ResNet
Last updated
Knowing the depth of representations is of central importance for many visual recognition tasks and deeper neural networks are difficult to train, a residual learning framework was introduced by He, et al. [51] to ease the training of substantially deeper networks. In particular, the layers were explicitly reformulated as learning residual functions with reference to the layer inputs, instead of learning unreferenced functions, see Figure 2-39.
Figure 2-40 Residual learning: a building block (He, et al., 2016)

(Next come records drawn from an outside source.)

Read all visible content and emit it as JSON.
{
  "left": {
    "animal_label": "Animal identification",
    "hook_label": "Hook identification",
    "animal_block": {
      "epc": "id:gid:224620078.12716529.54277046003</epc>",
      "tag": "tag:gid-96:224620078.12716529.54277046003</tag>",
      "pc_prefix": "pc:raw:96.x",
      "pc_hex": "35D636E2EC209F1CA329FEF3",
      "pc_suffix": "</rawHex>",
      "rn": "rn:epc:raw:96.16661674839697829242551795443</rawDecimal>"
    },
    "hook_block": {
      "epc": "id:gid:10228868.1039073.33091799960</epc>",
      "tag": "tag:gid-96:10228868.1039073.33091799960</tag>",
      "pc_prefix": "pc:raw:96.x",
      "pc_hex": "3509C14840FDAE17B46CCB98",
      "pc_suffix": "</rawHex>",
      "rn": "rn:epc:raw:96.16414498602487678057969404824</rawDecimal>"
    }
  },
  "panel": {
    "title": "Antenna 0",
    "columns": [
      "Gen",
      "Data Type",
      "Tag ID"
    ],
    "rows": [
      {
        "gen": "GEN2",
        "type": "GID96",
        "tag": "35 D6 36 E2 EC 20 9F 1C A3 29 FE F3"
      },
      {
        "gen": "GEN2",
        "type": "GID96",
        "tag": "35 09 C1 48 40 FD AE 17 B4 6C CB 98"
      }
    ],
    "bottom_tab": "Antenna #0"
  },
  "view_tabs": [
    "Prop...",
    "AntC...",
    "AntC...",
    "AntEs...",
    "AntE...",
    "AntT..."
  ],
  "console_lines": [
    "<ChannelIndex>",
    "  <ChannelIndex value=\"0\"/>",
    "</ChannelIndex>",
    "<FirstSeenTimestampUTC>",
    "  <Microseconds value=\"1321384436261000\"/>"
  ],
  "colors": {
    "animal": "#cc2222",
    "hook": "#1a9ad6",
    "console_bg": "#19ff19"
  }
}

As explained by He, et al. [51], it is unlikely that identity mappings are optimal, but the reformulation may help to precondition the problem. If the optimal function is closer to an identity mapping than to a zero mapping, it should be easier for the solver to find the perturbations with reference to an identity mapping, than to learn the function as a new one. Their experiments showed that the learned residual functions in general have small responses, suggesting that identity mappings provide reasonable preconditioning. This was later proved by Li, et al. [54] by exploring the structure of neural loss functions and the effect of loss landscapes on generalization, using visualization methods. As shown in Figure 2-40, the ResNet (i.e., with skip connections) has a much smoother surface, which explained why ResNet is easier to train.
Figure 2-41 The loss surfaces of ResNet-56 with/without skip connections [54]